Pennsylvania sports betting revenue reached $62.2 million in February, an increase month-over-month and year-over-year.

The state received $15.5 million in taxes last month from sports betting revenue.

With only one opportunity for NFL betting on the schedule, Pennsylvania’s sports betting handle in February ($599.5 million) was consistent with prior years. That opportunity, though, featured the Philadelphia Eagles in the Super Bowl against the Kansas City Chiefs.

However, it was a noticeable dropoff from January, when more than $772.2 million was bet in PA.

Pennsylvania sports betting tops $20 billion in handle

Pennsylvania is now the third state to eclipse $20 billion in total sports betting handle, joining Nevada and New Jersey.

Illinois is also expected to do so once it releases its February revenue report in the coming weeks.

Pennsylvania’s first retail sportsbook opened in November 2018. Online sports betting launched a few months later, in May 2019, along with online casinos in PA.

Making up ground in Pennsylvania sports betting market

Online betting accounted for more than 93% of sports wagers in February. FanDuel and DraftKings claim most of the PA sports betting market share. The two operators handled more than 65% of Pennsylvania sports betting turnover last month.

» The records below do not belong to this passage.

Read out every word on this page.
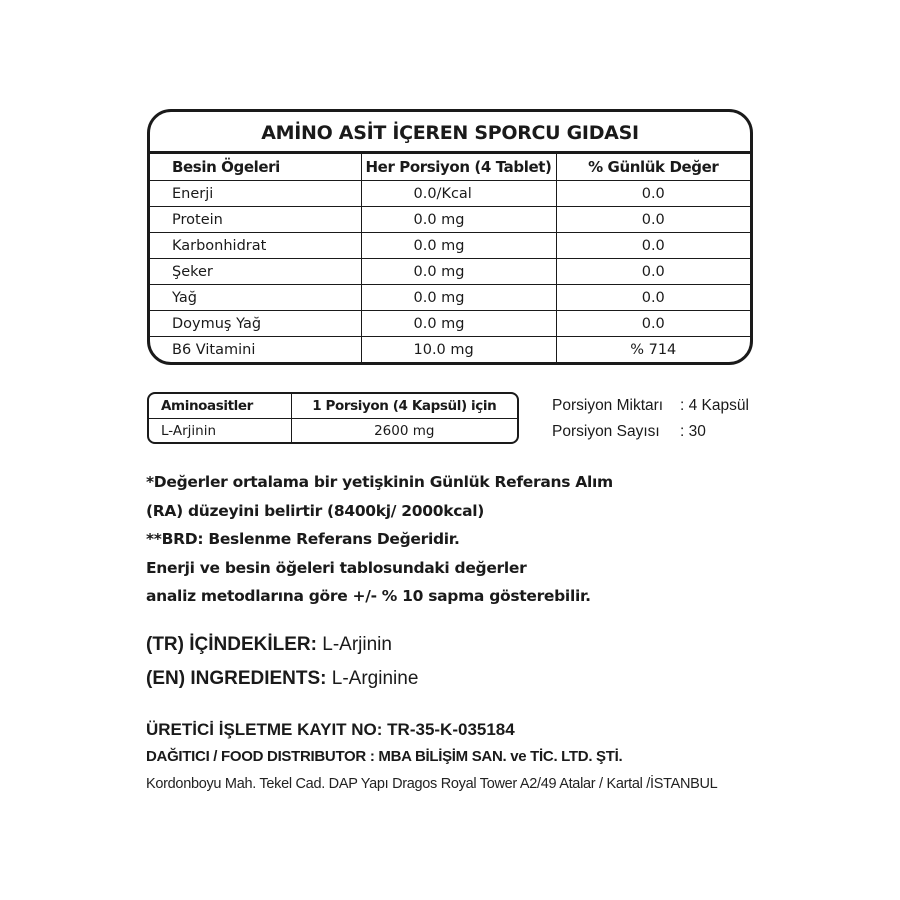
AMİNO ASİT İÇEREN SPORCU GIDASI
Besin Ögeleri	Her Porsiyon (4 Tablet)	% Günlük Değer
Enerji	0.0/Kcal	0.0
Protein	0.0 mg	0.0
Karbonhidrat	0.0 mg	0.0
Şeker	0.0 mg	0.0
Yağ	0.0 mg	0.0
Doymuş Yağ	0.0 mg	0.0
B6 Vitamini	10.0 mg	% 714
Aminoasitler	1 Porsiyon (4 Kapsül) için
L-Arjinin	2600 mg
Porsiyon Miktarı	: 4 Kapsül
Porsiyon Sayısı	: 30
*Değerler ortalama bir yetişkinin Günlük Referans Alım
(RA) düzeyini belirtir (8400kj/ 2000kcal)
**BRD: Beslenme Referans Değeridir.
Enerji ve besin öğeleri tablosundaki değerler
analiz metodlarına göre +/- % 10 sapma gösterebilir.
(TR) İÇİNDEKİLER: L-Arjinin
(EN) INGREDIENTS: L-Arginine
ÜRETİCİ İŞLETME KAYIT NO: TR-35-K-035184
DAĞITICI / FOOD DISTRIBUTOR : MBA BİLİŞİM SAN. ve TİC. LTD. ŞTİ.
Kordonboyu Mah. Tekel Cad. DAP Yapı Dragos Royal Tower A2/49 Atalar / Kartal /İSTANBUL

Several sportsbooks spent large portions of their gross gaming revenue on PA sportsbook promotional bets hoping to close the gap.

BetMGM dished out nearly 74% of its GGR in promotions. Caesars Sportsbook topped that by giving out 173% of its GGR in promotional bets last month. The marketing dollars captured 7% and 5% market share, respectively.

Barstool Sportsbook also distributed 38% of its GGR on promos last month. The return was 5.5% of the PA sports betting market.

Sportsbooks hold more 10 percent

The hold percentage for PA sportsbooks topped 10% in February. The hold is the percentage of money the sports betting operator keeps from the total betting dollars, or handle, after paying out winning tickets.

Pennsylvania’s 10.4% hold contrasts two US sports betting markets from last month’s Super Bowl. Kansas sports betting operators held just 1.75%, well below industry averages, following the Chiefs victory.